Perhaps an insight into the Vedantic concept of non-dualism, read along with the energy principle within the concept of Aum, may suit scientific minds better. For, it conforms to the three postulates of physics: Beginning from a singularity, Spontaneity and Chaos. The Vedantic concept acknowledges the existence of one and only primordial source — the boundary-less singularity, with no beginning or end — which remains the efficient and material cause of creation. In unmanifest state, it is perceived as being without form or perceptible attribute, but not without content. Evidently, such a state could be possible within the energy framework alone, so the primordial source is something of an energy-whole.
Vedanta describes Aum as pranava or primal sound associated with the first motion at primal source, following causal stress thereon. Causal stress increases, and becomes dense, and centralises the energy trinity — identified with ‘A’, ‘U’, and ‘M’ constituting Aum — gets excited with a roaring sound "Hum", a concept close to scientific perception; physicists acknowledge sound vibrations along with matter and light at the core of the universe. If the primordial source is taken as an energy whole, then it has to be a gigantic pool of unknowable quantities of energy particles. And with causal stress, because of mutual attraction among energy particles, the physical universe — very much in accordance with the laws of physics — is set into motion.
The primal source
The constituents at the primordial source, with their respective attributes, are so evenly balanced in their unmanifest form that they do not reflect any perceptible attribute. A particular mix of these constituents is evident in a person, and accounts for his individual specific traits. Second, the "consciousness element" emanating from the primal source, acting upon the particular energy platform identifiable with an existence, defines the varied dynamism of all beings.
In fact, the energy constituents and the consciousness element together hold the key to unity underlying all existences, and hence the continuum between the source and its manifest. In this light, the world becomes intensely interlinked; no individual component has an identity independent of the whole. With the power of free will, man can guide his actions by moral and ethical choices and even influence the environment through his efforts.

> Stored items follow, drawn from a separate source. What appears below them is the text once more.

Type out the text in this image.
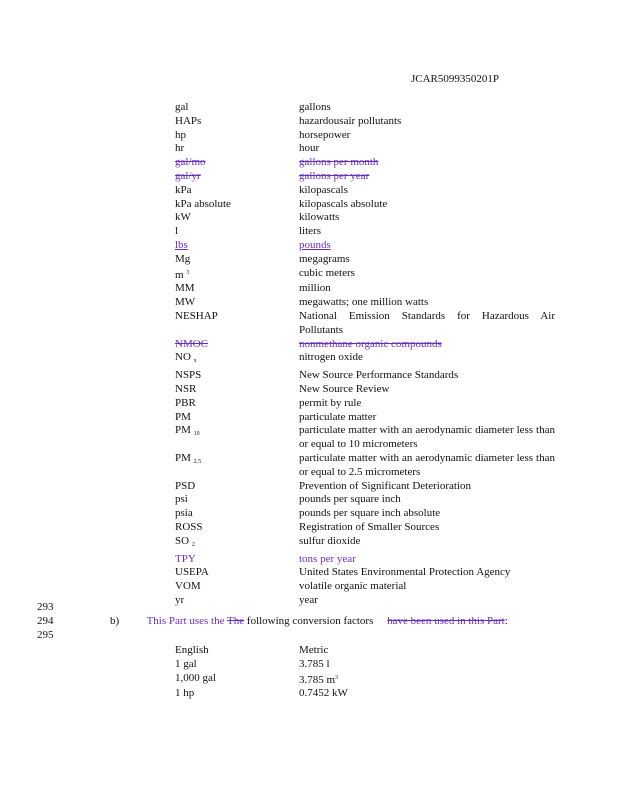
JCAR5099350201P
gal	gallons
HAPs	hazardousair pollutants
hp	horsepower
hr	hour
gal/mo	gallons per month
gal/yr	gallons per year
kPa	kilopascals
kPa absolute	kilopascals absolute
kW	kilowatts
l	liters
lbs	pounds
Mg	megagrams
m $^3$	cubic meters
MM	million
MW	megawatts; one million watts
NESHAP	National Emission Standards for Hazardous Air Pollutants
NMOC	nonmethane organic compounds
NO $_x$	nitrogen oxide
NSPS	New Source Performance Standards
NSR	New Source Review
PBR	permit by rule
PM	particulate matter
PM $_{10}$	particulate matter with an aerodynamic diameter less than or equal to 10 micrometers
PM $_{2.5}$	particulate matter with an aerodynamic diameter less than or equal to 2.5 micrometers
PSD	Prevention of Significant Deterioration
psi	pounds per square inch
psia	pounds per square inch absolute
ROSS	Registration of Smaller Sources
SO $_2$	sulfur dioxide
TPY	tons per year
USEPA	United States Environmental Protection Agency
VOM	volatile organic material
yr	year
293
294
295
b) This Part uses the The following conversion factors have been used in this Part:
English	Metric
1 gal	3.785 l
1,000 gal	3.785 $m^3$
1 hp	0.7452 kW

As the Mother, the spiritual associate of Sri Aurobindo, wrote, "Without Him, I exist not; without me, He is unmanifest." Such is the continuum between the primal source and man. Evidently, therefore, a knowledge that does not fully explain the complex inter-play between the two can never satisfy the searching mind.
Who or what is God?
In such a complex set-up, who or what is God? It is not a person. However, God is ever-personalising in the form of all individual things in the world. Or it can be called the aggregate of all such personalities everywhere in the Universe. And, it can be said to have a persona in the sense that the energy constituents emerging therefrom find reflection in terms of varying attributes in a man.
God is the phenomenon called the world. God is completeness, constituting the source, the manifest, and the laws driving this mechanism individually and collectively, including the functionalities of man. And, godliness is exploring the unity underlying all existences. In pursuing this line of gnosis, one realises that the world is an organic whole, where all constituents discharge their tasks in support of each other, and that the efforts of all put together carry forward this dynamic world. It then becomes possible to realise that we need to be in harmony with our internal as well as external worlds. The domain of God is, therefore, far wider than the abstract laws of physics, vital to our qualitative existence in holistic terms.